Wednesday, November 16, 2011

Whiskey Wednesday: It's Pappy Week!

Posted By on Wed, Nov 16, 2011 at 8:30 AM

You probably never noticed, but last week was one of the worst of the year for some liquor distributors. Once a year, the J.P. Van Winkle and Son company releases the precious allotment of their heavenly elixirs to retailers and restaurants, and liquor sales reps' phones begin to go crazy with people clamoring to get their hands on a bottle. As the popularity of Pappy's products continues to grow, the supplies are allocated among more locations, leading to everybody's supply getting cut back even further.

I hesitate to even write about Pappy since most liquor stores never even put the bottles on their shelves before they're all gone to customers who preordered and/or begged a bottle. If you see a bottle in the wild (call me!), odds are that it will be on the top shelf of a high-end bar like City House, Whiskey Kitchen or The Patterson House. That's the best chance you'll probably have to try some any time soon.

So what makes this stuff so special? Van Winkle offers several different bourbons that are aged a minimum of 10 years in charred mountain oak barrels. According to their website, "These lightly charred barrels give the whiskey a smoother flavor than most other whiskies on the market today. Each warm and cold season that the whiskey passes through the charcoal layer of the oak barrel staves, the spirit picks up color and a new richness-layer of flavor."

The process also ensures that Pappy Van Winkle products are really expensive. As their motto says, "We make fine Bourbon. At a profit if we can, at a loss if we must, but always Fine Bourbon." The finest is their 23-year-old Pappy Van Winkle's Family Reserve. A cult favorite among bourbon lovers and the chef community, Pappy 23 was named "Spirit of the Year" in 2010. Some people will tell you that whiskey doesn't get any better after about 14 years in the barrel, but Van Winkle products are the exceptions to the rule.

Because they are made with wheat instead of rye as a secondary component to corn, Pappy can take advantage of the extra time in oak to develop even more complex characters and a sweetness that rye whiskeys cannot achieve. The result is a deep amber whiskey that has hints of honey and a lo-o-o-o-ng spicy finish. I was lucky enough to be given a bottle last year by a good friend, and I almost lost another good friend over it when he attempted to mix it with Sprite Zero. Fortunately, we tackled him before he could befoul Pappy.

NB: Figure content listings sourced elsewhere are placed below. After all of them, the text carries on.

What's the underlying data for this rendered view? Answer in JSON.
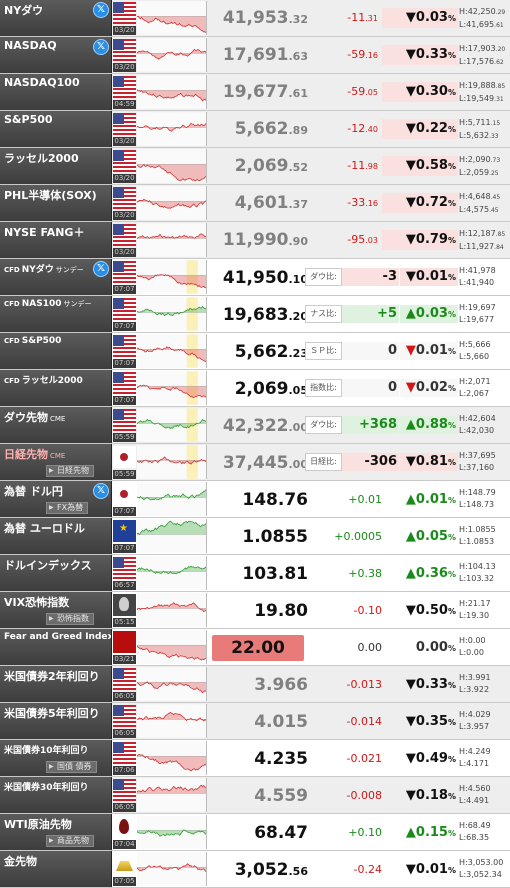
{
  "colors": {
    "up": "#1a8a1a",
    "down": "#d21616",
    "label_bg": "#4a4a4a",
    "fear_greed_box": "#e87a7a"
  },
  "rows": [
    {
      "id": "nydow",
      "name": "NYダウ",
      "x": true,
      "icon": "us-flag",
      "time": "03/20",
      "price_int": "41,953",
      "price_dec": ".32",
      "chg_int": "-11",
      "chg_dec": ".31",
      "pct_arrow": "▼",
      "pct_int": "0.03",
      "pct_unit": "%",
      "high_int": "H:42,250",
      "high_dec": ".29",
      "low_int": "L:41,695",
      "low_dec": ".61",
      "dir": "down",
      "grey": true,
      "chart": "down"
    },
    {
      "id": "nasdaq",
      "name": "NASDAQ",
      "x": true,
      "icon": "us-flag",
      "time": "03/20",
      "price_int": "17,691",
      "price_dec": ".63",
      "chg_int": "-59",
      "chg_dec": ".16",
      "pct_arrow": "▼",
      "pct_int": "0.33",
      "pct_unit": "%",
      "high_int": "H:17,903",
      "high_dec": ".20",
      "low_int": "L:17,576",
      "low_dec": ".62",
      "dir": "down",
      "grey": true,
      "chart": "down"
    },
    {
      "id": "nasdaq100",
      "name": "NASDAQ100",
      "x": false,
      "icon": "us-flag",
      "time": "04:59",
      "price_int": "19,677",
      "price_dec": ".61",
      "chg_int": "-59",
      "chg_dec": ".05",
      "pct_arrow": "▼",
      "pct_int": "0.30",
      "pct_unit": "%",
      "high_int": "H:19,888",
      "high_dec": ".85",
      "low_int": "L:19,549",
      "low_dec": ".31",
      "dir": "down",
      "grey": true,
      "chart": "down"
    },
    {
      "id": "sp500",
      "name": "S&P500",
      "x": false,
      "icon": "us-flag",
      "time": "03/20",
      "price_int": "5,662",
      "price_dec": ".89",
      "chg_int": "-12",
      "chg_dec": ".40",
      "pct_arrow": "▼",
      "pct_int": "0.22",
      "pct_unit": "%",
      "high_int": "H:5,711",
      "high_dec": ".15",
      "low_int": "L:5,632",
      "low_dec": ".33",
      "dir": "down",
      "grey": true,
      "chart": "down"
    },
    {
      "id": "russell",
      "name": "ラッセル2000",
      "x": false,
      "icon": "us-flag",
      "time": "03/20",
      "price_int": "2,069",
      "price_dec": ".52",
      "chg_int": "-11",
      "chg_dec": ".98",
      "pct_arrow": "▼",
      "pct_int": "0.58",
      "pct_unit": "%",
      "high_int": "H:2,090",
      "high_dec": ".73",
      "low_int": "L:2,059",
      "low_dec": ".25",
      "dir": "down",
      "grey": true,
      "chart": "down"
    },
    {
      "id": "sox",
      "name": "PHL半導体(SOX)",
      "x": false,
      "icon": "us-flag",
      "time": "03/20",
      "price_int": "4,601",
      "price_dec": ".37",
      "chg_int": "-33",
      "chg_dec": ".16",
      "pct_arrow": "▼",
      "pct_int": "0.72",
      "pct_unit": "%",
      "high_int": "H:4,648",
      "high_dec": ".45",
      "low_int": "L:4,575",
      "low_dec": ".45",
      "dir": "down",
      "grey": true,
      "chart": "down"
    },
    {
      "id": "fang",
      "name": "NYSE FANG＋",
      "x": false,
      "icon": "us-flag",
      "time": "03/20",
      "price_int": "11,990",
      "price_dec": ".90",
      "chg_int": "-95",
      "chg_dec": ".03",
      "pct_arrow": "▼",
      "pct_int": "0.79",
      "pct_unit": "%",
      "high_int": "H:12,187",
      "high_dec": ".85",
      "low_int": "L:11,927",
      "low_dec": ".84",
      "dir": "down",
      "grey": true,
      "chart": "down"
    }
  ],
  "cfd_rows": [
    {
      "id": "cfd-dow",
      "prefix": "CFD",
      "name": "NYダウ",
      "suffix": "サンデー",
      "x": true,
      "icon": "us-flag",
      "time": "07:07",
      "price_int": "41,950",
      "price_dec": ".10",
      "tag": "ダウ比:",
      "cfd_chg": "-3",
      "pct_arrow": "▼",
      "pct_int": "0.01",
      "pct_unit": "%",
      "high": "H:41,978",
      "low": "L:41,940",
      "dir": "down",
      "grey": false,
      "shade": true
    },
    {
      "id": "cfd-nas",
      "prefix": "CFD",
      "name": "NAS100",
      "suffix": "サンデー",
      "x": false,
      "icon": "us-flag",
      "time": "07:07",
      "price_int": "19,683",
      "price_dec": ".20",
      "tag": "ナス比:",
      "cfd_chg": "+5",
      "pct_arrow": "▲",
      "pct_int": "0.03",
      "pct_unit": "%",
      "high": "H:19,697",
      "low": "L:19,677",
      "dir": "up",
      "grey": false,
      "shade": true
    },
    {
      "id": "cfd-sp",
      "prefix": "CFD",
      "name": "S&P500",
      "suffix": "",
      "x": false,
      "icon": "us-flag",
      "time": "07:07",
      "price_int": "5,662",
      "price_dec": ".23",
      "tag": "ＳＰ比:",
      "cfd_chg": "0",
      "pct_arrow": "▼",
      "pct_int": "0.01",
      "pct_unit": "%",
      "high": "H:5,666",
      "low": "L:5,660",
      "dir": "zero",
      "grey": false,
      "shade": true
    },
    {
      "id": "cfd-rus",
      "prefix": "CFD",
      "name": "ラッセル2000",
      "suffix": "",
      "x": false,
      "icon": "us-flag",
      "time": "07:07",
      "price_int": "2,069",
      "price_dec": ".05",
      "tag": "指数比:",
      "cfd_chg": "0",
      "pct_arrow": "▼",
      "pct_int": "0.02",
      "pct_unit": "%",
      "high": "H:2,071",
      "low": "L:2,067",
      "dir": "zero",
      "grey": false,
      "shade": true
    },
    {
      "id": "dow-fut",
      "prefix": "",
      "name": "ダウ先物",
      "suffix": "CME",
      "x": false,
      "icon": "us-flag",
      "time": "05:59",
      "price_int": "42,322",
      "price_dec": ".00",
      "tag": "ダウ比:",
      "cfd_chg": "+368",
      "pct_arrow": "▲",
      "pct_int": "0.88",
      "pct_unit": "%",
      "high": "H:42,604",
      "low": "L:42,030",
      "dir": "up",
      "grey": true,
      "shade": true
    },
    {
      "id": "nikkei-fut",
      "prefix": "",
      "name": "日経先物",
      "suffix": "CME",
      "sub": "日経先物",
      "x": false,
      "icon": "jp-flag",
      "time": "05:59",
      "price_int": "37,445",
      "price_dec": ".00",
      "tag": "日経比:",
      "cfd_chg": "-306",
      "pct_arrow": "▼",
      "pct_int": "0.81",
      "pct_unit": "%",
      "high": "H:37,695",
      "low": "L:37,160",
      "dir": "down",
      "grey": true,
      "shade": true,
      "redname": true
    }
  ],
  "other_rows": [
    {
      "id": "usdjpy",
      "name": "為替 ドル円",
      "sub": "FX為替",
      "x": true,
      "icon": "jp-flag",
      "time": "07:07",
      "price": "148.76",
      "chg": "+0.01",
      "pct_arrow": "▲",
      "pct_int": "0.01",
      "pct_unit": "%",
      "high": "H:148.79",
      "low": "L:148.73",
      "dir": "up",
      "grey": false,
      "box": false
    },
    {
      "id": "eurusd",
      "name": "為替 ユーロドル",
      "x": false,
      "icon": "eu-flag",
      "time": "07:07",
      "price": "1.0855",
      "chg": "+0.0005",
      "pct_arrow": "▲",
      "pct_int": "0.05",
      "pct_unit": "%",
      "high": "H:1.0855",
      "low": "L:1.0853",
      "dir": "up",
      "grey": false,
      "box": false
    },
    {
      "id": "dxy",
      "name": "ドルインデックス",
      "x": false,
      "icon": "us-flag",
      "time": "06:57",
      "price": "103.81",
      "chg": "+0.38",
      "pct_arrow": "▲",
      "pct_int": "0.36",
      "pct_unit": "%",
      "high": "H:104.13",
      "low": "L:103.32",
      "dir": "up",
      "grey": false,
      "box": false
    },
    {
      "id": "vix",
      "name": "VIX恐怖指数",
      "sub": "恐怖指数",
      "x": false,
      "icon": "vix-icon",
      "time": "05:15",
      "price": "19.80",
      "chg": "-0.10",
      "pct_arrow": "▼",
      "pct_int": "0.50",
      "pct_unit": "%",
      "high": "H:21.17",
      "low": "L:19.30",
      "dir": "down",
      "grey": false,
      "box": false
    },
    {
      "id": "fear",
      "name": "Fear and Greed Index",
      "x": false,
      "icon": "fear-greed-icon",
      "time": "03/21",
      "price": "22.00",
      "chg": "0.00",
      "pct_arrow": "",
      "pct_int": "0.00",
      "pct_unit": "%",
      "high": "H:0.00",
      "low": "L:0.00",
      "dir": "zero",
      "grey": false,
      "box": true
    },
    {
      "id": "us2y",
      "name": "米国債券2年利回り",
      "x": false,
      "icon": "us-flag",
      "time": "06:05",
      "price": "3.966",
      "chg": "-0.013",
      "pct_arrow": "▼",
      "pct_int": "0.33",
      "pct_unit": "%",
      "high": "H:3.991",
      "low": "L:3.922",
      "dir": "down",
      "grey": true,
      "box": false,
      "dim": true
    },
    {
      "id": "us5y",
      "name": "米国債券5年利回り",
      "x": false,
      "icon": "us-flag",
      "time": "06:05",
      "price": "4.015",
      "chg": "-0.014",
      "pct_arrow": "▼",
      "pct_int": "0.35",
      "pct_unit": "%",
      "high": "H:4.029",
      "low": "L:3.957",
      "dir": "down",
      "grey": true,
      "box": false,
      "dim": true
    },
    {
      "id": "us10y",
      "name": "米国債券10年利回り",
      "sub": "国債 債券",
      "x": false,
      "icon": "us-flag",
      "time": "07:06",
      "price": "4.235",
      "chg": "-0.021",
      "pct_arrow": "▼",
      "pct_int": "0.49",
      "pct_unit": "%",
      "high": "H:4.249",
      "low": "L:4.171",
      "dir": "down",
      "grey": false,
      "box": false
    },
    {
      "id": "us30y",
      "name": "米国債券30年利回り",
      "x": false,
      "icon": "us-flag",
      "time": "06:05",
      "price": "4.559",
      "chg": "-0.008",
      "pct_arrow": "▼",
      "pct_int": "0.18",
      "pct_unit": "%",
      "high": "H:4.560",
      "low": "L:4.491",
      "dir": "down",
      "grey": true,
      "box": false,
      "dim": true
    },
    {
      "id": "wti",
      "name": "WTI原油先物",
      "sub": "商品先物",
      "x": false,
      "icon": "oil-icon",
      "time": "07:04",
      "price": "68.47",
      "chg": "+0.10",
      "pct_arrow": "▲",
      "pct_int": "0.15",
      "pct_unit": "%",
      "high": "H:68.49",
      "low": "L:68.35",
      "dir": "up",
      "grey": false,
      "box": false
    },
    {
      "id": "gold",
      "name": "金先物",
      "x": false,
      "icon": "gold-icon",
      "time": "07:05",
      "price": "3,052",
      "price_dec": ".56",
      "chg": "-0.24",
      "pct_arrow": "▼",
      "pct_int": "0.01",
      "pct_unit": "%",
      "high": "H:3,053.00",
      "low": "L:3,052.34",
      "dir": "down",
      "grey": false,
      "box": false
    }
  ]
}
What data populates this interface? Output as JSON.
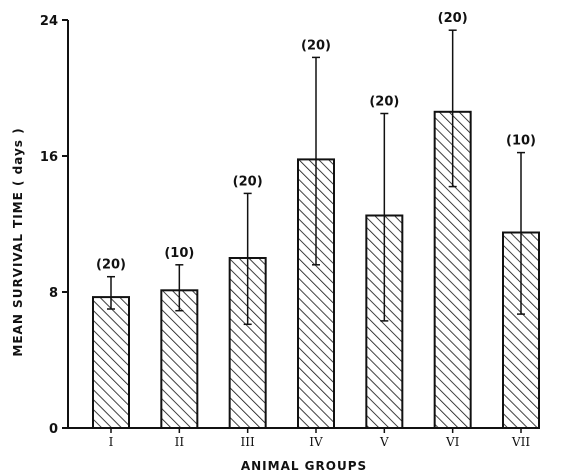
{
  "chart_data": {
    "type": "bar",
    "categories": [
      "I",
      "II",
      "III",
      "IV",
      "V",
      "VI",
      "VII"
    ],
    "values": [
      7.7,
      8.1,
      10.0,
      15.8,
      12.5,
      18.6,
      11.5
    ],
    "error_upper": [
      8.9,
      9.6,
      13.8,
      21.8,
      18.5,
      23.4,
      16.2
    ],
    "error_lower": [
      7.0,
      6.9,
      6.1,
      9.6,
      6.3,
      14.2,
      6.7
    ],
    "sample_sizes": [
      "(20)",
      "(10)",
      "(20)",
      "(20)",
      "(20)",
      "(20)",
      "(10)"
    ],
    "xlabel": "ANIMAL GROUPS",
    "ylabel": "MEAN SURVIVAL TIME ( days )",
    "ylim": [
      0,
      24
    ],
    "yticks": [
      "0",
      "8",
      "16",
      "24"
    ],
    "bar_fill": "diagonal-hatch",
    "colors": {
      "ink": "#111111",
      "background": "#ffffff"
    },
    "grid": false
  }
}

But assuming you don't have an inside track to a distributor or a generous friend who lives in California, how can you get a little slice of the Pappy experience? Well, you can certainly visit the aforementioned bars where you might find 10-, 12-, 15- or maybe even 20-year-old Van Winkle, but I suggest that you look for it soon, because they'll sell out too. Another option is to try another wheated whiskey like W.L. Weller for a lot less money.

The original Pappy was a salesman for W.L. Weller and Sons for years, so it shouldn't be surprising that the products are very similar in character. A 12-year-old bottle of Weller will probably set you back $25-$30, about half what you could expect to pay for a similarly aged Van Winkle product and about 10 percent of the cost of Pappy 23. While the Weller isn't quite as complex, it still demonstrates many of the same sweet and buttery components as more expensive wheated whiskeys and looks almost as pretty in the glass. And since both products are made at the Buffalo Trace Distillery, it's a pretty good bet that the ingredients are pretty similar.

Some people drive Fords. Personally, I was a Mercury man. My boss always drove Lincolns. Even though they came off the same assembly line, each brand had its own unique character, so pick which one best suits you. If I had my druthers, though, I'd be tooling around in my Mark VI with a glass of Pappy.